Google announced this week that it would be changing the way it displays PPC ads on its search results pages. Google will no longer be displaying PPC ads on the right hand side of the SERPs!
As of now PPC ads will be displayed as a block of 4 ads at the top of the page and a block of 3 ads at the bottom of the page.
Please see below examples of this:
Top results
The Good
New opportunity for paid advertisers
According to research by Iprospect, which is summarised in a search engine land blog post [can be found here] the ads at the top of results gain a 14x higher click through rate than the same advert when it had appeared on the right hand side.
This means if your strategy had been to place your ads in the ‘goldilocks spot’ of the top right hand side your ad will more often than not now appear in the top 4 banner positions moving forward. This means your ad will now get a better CTR, which helps improve your quality score and ultimately lower your cost per click.
Ad Extensions really come into play
Ad extensions allow you to add more information to your advert to help it stand out from competitor’s ads.
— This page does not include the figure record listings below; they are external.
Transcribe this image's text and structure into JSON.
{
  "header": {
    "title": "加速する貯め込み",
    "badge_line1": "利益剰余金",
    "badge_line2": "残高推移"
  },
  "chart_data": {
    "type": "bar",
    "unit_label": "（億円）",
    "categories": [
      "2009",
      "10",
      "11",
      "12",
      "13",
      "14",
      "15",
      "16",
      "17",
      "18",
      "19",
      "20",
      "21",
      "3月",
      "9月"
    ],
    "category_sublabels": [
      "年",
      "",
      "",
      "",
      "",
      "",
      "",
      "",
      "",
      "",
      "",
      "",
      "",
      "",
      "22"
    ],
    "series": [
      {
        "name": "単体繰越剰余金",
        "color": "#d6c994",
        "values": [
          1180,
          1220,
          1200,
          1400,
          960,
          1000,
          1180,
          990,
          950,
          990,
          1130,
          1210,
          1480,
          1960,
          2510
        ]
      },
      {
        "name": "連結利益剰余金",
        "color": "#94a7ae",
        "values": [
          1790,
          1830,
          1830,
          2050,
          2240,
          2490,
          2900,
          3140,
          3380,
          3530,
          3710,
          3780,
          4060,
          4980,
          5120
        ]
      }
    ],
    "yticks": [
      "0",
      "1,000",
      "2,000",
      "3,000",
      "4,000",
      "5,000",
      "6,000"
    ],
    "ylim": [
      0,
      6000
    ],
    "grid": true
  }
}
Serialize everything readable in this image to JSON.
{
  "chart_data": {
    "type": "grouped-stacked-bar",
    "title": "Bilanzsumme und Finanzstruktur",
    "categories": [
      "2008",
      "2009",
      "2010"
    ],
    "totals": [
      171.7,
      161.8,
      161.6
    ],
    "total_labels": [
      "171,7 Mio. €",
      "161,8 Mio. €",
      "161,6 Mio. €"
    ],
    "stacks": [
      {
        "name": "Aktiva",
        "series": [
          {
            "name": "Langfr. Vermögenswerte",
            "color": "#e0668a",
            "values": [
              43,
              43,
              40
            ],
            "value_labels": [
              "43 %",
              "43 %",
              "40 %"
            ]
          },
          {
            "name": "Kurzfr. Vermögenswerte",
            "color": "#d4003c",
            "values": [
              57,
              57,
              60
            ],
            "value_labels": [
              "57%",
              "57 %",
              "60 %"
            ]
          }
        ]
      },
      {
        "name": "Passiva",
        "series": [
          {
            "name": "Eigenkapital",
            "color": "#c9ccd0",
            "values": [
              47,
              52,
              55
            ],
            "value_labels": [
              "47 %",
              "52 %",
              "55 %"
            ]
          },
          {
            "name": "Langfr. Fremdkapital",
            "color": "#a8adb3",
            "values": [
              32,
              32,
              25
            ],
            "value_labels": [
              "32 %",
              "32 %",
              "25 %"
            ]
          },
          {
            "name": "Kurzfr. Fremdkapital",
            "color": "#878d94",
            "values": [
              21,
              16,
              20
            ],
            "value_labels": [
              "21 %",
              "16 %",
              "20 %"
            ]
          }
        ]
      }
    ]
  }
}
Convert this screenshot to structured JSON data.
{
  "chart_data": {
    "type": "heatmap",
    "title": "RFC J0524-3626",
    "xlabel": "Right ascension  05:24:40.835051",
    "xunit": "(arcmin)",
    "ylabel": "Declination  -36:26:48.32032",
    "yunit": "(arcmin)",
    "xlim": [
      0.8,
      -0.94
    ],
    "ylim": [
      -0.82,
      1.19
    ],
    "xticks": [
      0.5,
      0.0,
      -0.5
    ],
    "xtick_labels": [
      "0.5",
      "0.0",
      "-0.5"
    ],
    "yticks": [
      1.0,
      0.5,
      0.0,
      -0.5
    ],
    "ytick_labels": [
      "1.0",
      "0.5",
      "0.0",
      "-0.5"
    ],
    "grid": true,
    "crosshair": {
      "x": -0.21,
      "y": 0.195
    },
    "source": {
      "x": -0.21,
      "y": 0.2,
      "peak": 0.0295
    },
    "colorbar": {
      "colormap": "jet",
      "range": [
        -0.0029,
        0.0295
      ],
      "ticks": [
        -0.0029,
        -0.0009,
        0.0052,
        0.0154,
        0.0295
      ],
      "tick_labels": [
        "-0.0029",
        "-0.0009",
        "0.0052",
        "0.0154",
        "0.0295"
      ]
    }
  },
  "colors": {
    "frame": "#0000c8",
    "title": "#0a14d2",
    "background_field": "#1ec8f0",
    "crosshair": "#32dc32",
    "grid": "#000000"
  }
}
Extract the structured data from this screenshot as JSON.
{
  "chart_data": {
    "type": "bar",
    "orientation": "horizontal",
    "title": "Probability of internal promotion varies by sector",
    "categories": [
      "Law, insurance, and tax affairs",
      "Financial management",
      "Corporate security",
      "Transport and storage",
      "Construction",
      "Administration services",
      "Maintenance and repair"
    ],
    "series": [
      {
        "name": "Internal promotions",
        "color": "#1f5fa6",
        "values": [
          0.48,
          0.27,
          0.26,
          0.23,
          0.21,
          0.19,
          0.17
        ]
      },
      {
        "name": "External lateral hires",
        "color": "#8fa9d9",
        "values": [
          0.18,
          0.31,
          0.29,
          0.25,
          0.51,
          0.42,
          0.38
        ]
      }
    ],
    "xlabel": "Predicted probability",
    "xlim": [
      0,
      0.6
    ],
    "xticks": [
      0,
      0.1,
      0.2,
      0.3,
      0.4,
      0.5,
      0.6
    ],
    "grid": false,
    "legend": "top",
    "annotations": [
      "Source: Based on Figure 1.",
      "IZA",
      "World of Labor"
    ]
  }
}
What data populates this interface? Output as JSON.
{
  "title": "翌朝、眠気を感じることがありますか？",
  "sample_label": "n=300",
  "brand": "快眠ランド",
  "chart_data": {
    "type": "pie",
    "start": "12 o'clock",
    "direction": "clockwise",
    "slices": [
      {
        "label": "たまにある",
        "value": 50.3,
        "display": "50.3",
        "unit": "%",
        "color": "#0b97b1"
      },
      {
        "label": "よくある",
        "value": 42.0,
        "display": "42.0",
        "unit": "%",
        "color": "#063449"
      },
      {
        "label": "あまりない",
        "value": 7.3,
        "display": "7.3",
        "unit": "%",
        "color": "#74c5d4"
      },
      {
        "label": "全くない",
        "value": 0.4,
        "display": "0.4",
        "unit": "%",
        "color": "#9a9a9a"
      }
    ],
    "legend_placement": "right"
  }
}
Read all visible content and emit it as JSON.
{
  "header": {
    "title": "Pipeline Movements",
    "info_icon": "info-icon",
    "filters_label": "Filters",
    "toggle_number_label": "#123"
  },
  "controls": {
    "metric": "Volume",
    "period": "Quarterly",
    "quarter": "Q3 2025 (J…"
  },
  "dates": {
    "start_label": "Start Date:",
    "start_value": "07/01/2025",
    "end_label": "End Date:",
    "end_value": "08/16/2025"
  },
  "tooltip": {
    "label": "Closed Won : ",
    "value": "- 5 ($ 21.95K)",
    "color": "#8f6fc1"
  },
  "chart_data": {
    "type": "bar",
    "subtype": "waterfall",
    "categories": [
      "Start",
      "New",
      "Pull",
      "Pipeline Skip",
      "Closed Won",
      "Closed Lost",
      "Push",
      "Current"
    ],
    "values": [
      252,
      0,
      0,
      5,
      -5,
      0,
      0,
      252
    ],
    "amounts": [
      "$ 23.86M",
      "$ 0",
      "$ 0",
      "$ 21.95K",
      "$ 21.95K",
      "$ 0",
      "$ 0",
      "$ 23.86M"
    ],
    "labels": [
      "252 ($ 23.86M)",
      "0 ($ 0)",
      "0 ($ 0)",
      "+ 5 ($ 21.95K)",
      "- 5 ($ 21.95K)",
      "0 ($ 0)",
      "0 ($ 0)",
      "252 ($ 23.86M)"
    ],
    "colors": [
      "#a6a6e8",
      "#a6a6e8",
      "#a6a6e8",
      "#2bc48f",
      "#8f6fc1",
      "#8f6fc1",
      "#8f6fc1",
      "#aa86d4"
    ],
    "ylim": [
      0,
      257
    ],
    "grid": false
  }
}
Many ad extensions wouldn’t work on ads on the right hand side but now ads are top and bottom will be eligible to appear a lot more often. This makes the information you present in your ad extensions and the quality of it even more important moving forward as they can really aid CTR.
The Bad
Increased CPCs
Change always causes panic and as this change involves the amount of ad slots available on page 1 dropping from between 9 & 11 to a max of 7, this is likely going to result in advertisers increasing bids to maintain ad position and impression share. As mentioned for above for some this increase may be mitigated by a increase in QS but many are going to see CPCs raise. The only real winner in this instance here is Google.
Organic traffic may suffer
In the same article we linked to further up in this post; a brand new search result page for a typical commercial search query only had 8% of the above the fold area dedicated to natural search results. Its been documented for years how many users don’t make it below the fold so this will almost certainly prove a difficulty for SEO traffic.
What does this all mean moving forward?
PPC ads with the new display arrangement will start to take a larger percentage of search traffic meaning if you’re not using paid ads on Google it may now have to be considered to ensure traffic levels from Google remain the same.
However, with CPC rises [almost certainly in the short term] the battle to win paid traffic is about to get more ferocious and expensive.
This ultimately means a joined up digital marketing solution is going to be more important than ever!